The Red Man went over to the Bourbons like the low scoundrel he is.
France is prostrate, the soldier counts for nothing, they rob him of
his due, send him about his business, and fill his place with nobles
who could not walk, they were so old, so that it made you sorry to see
them. They seize Napoleon by treachery, the English shut him up on a
desert island in the ocean, on a rock ten thousand feet above the rest
of the world. That is the final end of it; there he has to stop till
the Red Man gives him back his power again, for the happiness of
France. A lot of them say that he is dead! Dead? Oh! yes, very likely.

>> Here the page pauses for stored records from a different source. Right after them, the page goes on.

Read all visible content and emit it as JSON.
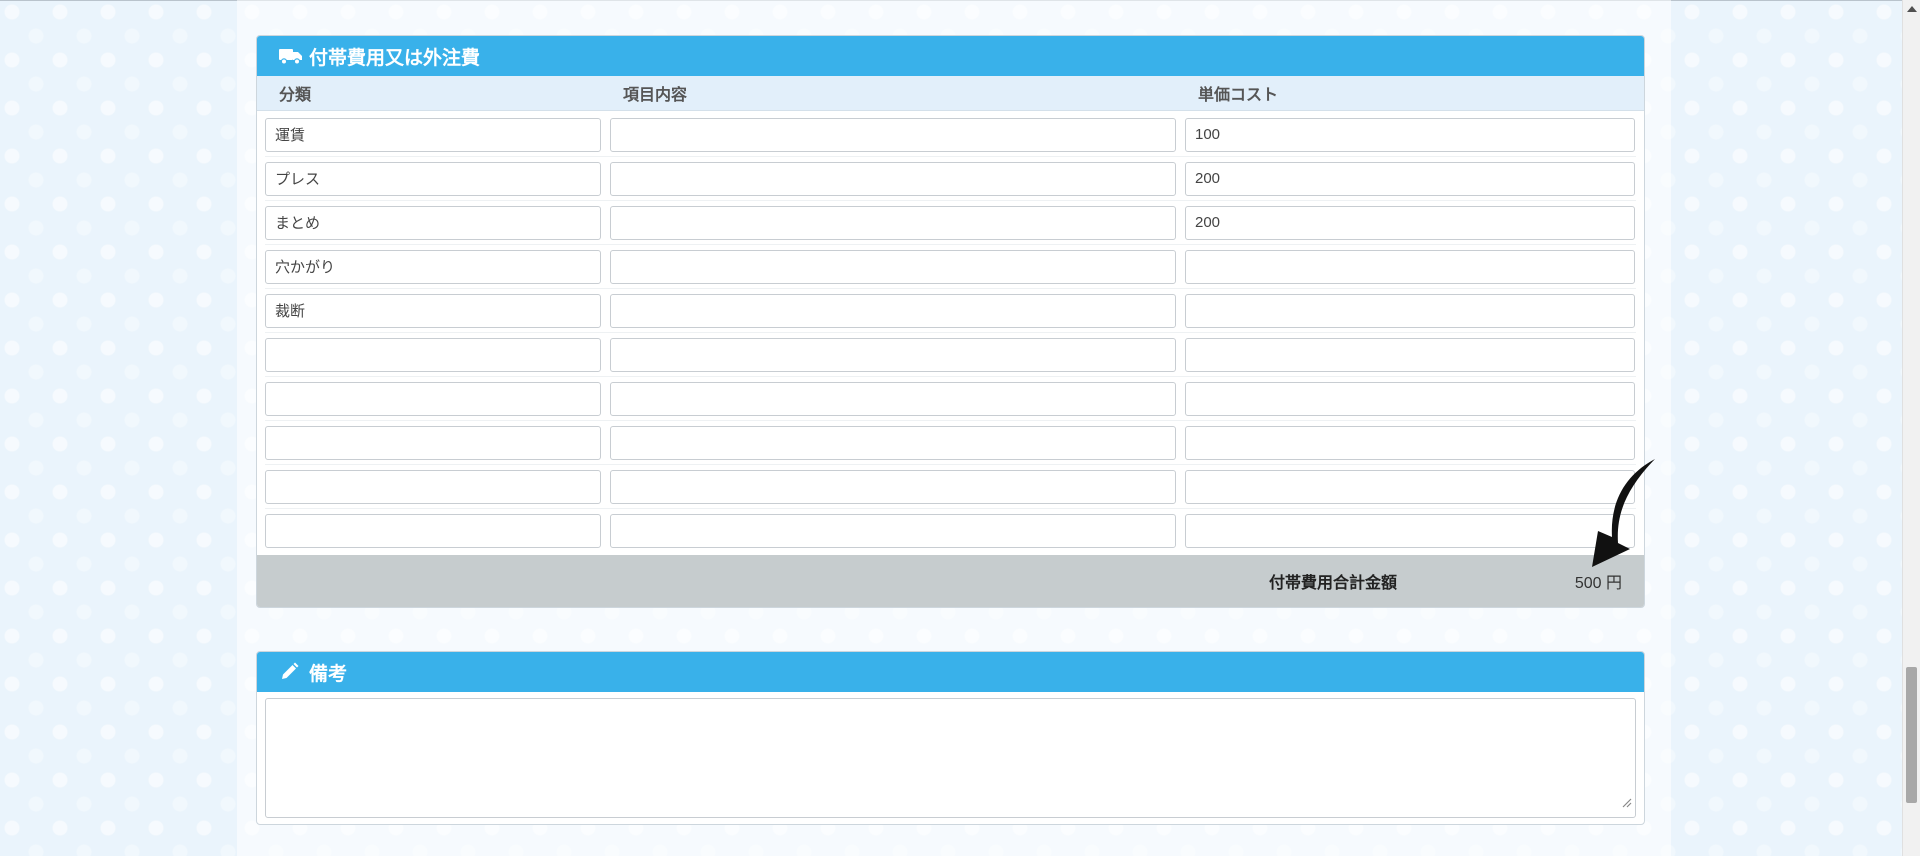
{
  "incidental_section": {
    "title": "付帯費用又は外注費",
    "icon": "truck-icon",
    "columns": [
      "分類",
      "項目内容",
      "単価コスト"
    ],
    "rows": [
      {
        "category": "運賃",
        "content": "",
        "unit_cost": "100"
      },
      {
        "category": "プレス",
        "content": "",
        "unit_cost": "200"
      },
      {
        "category": "まとめ",
        "content": "",
        "unit_cost": "200"
      },
      {
        "category": "穴かがり",
        "content": "",
        "unit_cost": ""
      },
      {
        "category": "裁断",
        "content": "",
        "unit_cost": ""
      },
      {
        "category": "",
        "content": "",
        "unit_cost": ""
      },
      {
        "category": "",
        "content": "",
        "unit_cost": ""
      },
      {
        "category": "",
        "content": "",
        "unit_cost": ""
      },
      {
        "category": "",
        "content": "",
        "unit_cost": ""
      },
      {
        "category": "",
        "content": "",
        "unit_cost": ""
      }
    ],
    "total_label": "付帯費用合計金額",
    "total_value": "500 円"
  },
  "remarks_section": {
    "title": "備考",
    "icon": "pencil-icon",
    "value": ""
  },
  "colors": {
    "header_blue": "#39b1ea",
    "column_header_bg": "#e2effa",
    "total_bar_bg": "#c6ccce"
  }
}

They do not know him, that is plain! They go on telling that fib to
deceive the people, and to keep things quiet for their tumble-down
government. Listen; this is the whole truth of the matter. His friends
have left him alone in the desert to fulfil a prophecy that was made
about him, for I forgot to tell you that his name Napoleon really
means the _Lion of the Desert_. And that is gospel truth. You will hear
plenty of other things said about the Emperor, but they are all
monstrous nonsense. Because, look you, to no man of woman born would
God have given the power to write his name in red, as he did, across
the earth, where he will be remembered for ever! . . . Long live
"Napoleon, the father of the soldier, the father of the people!"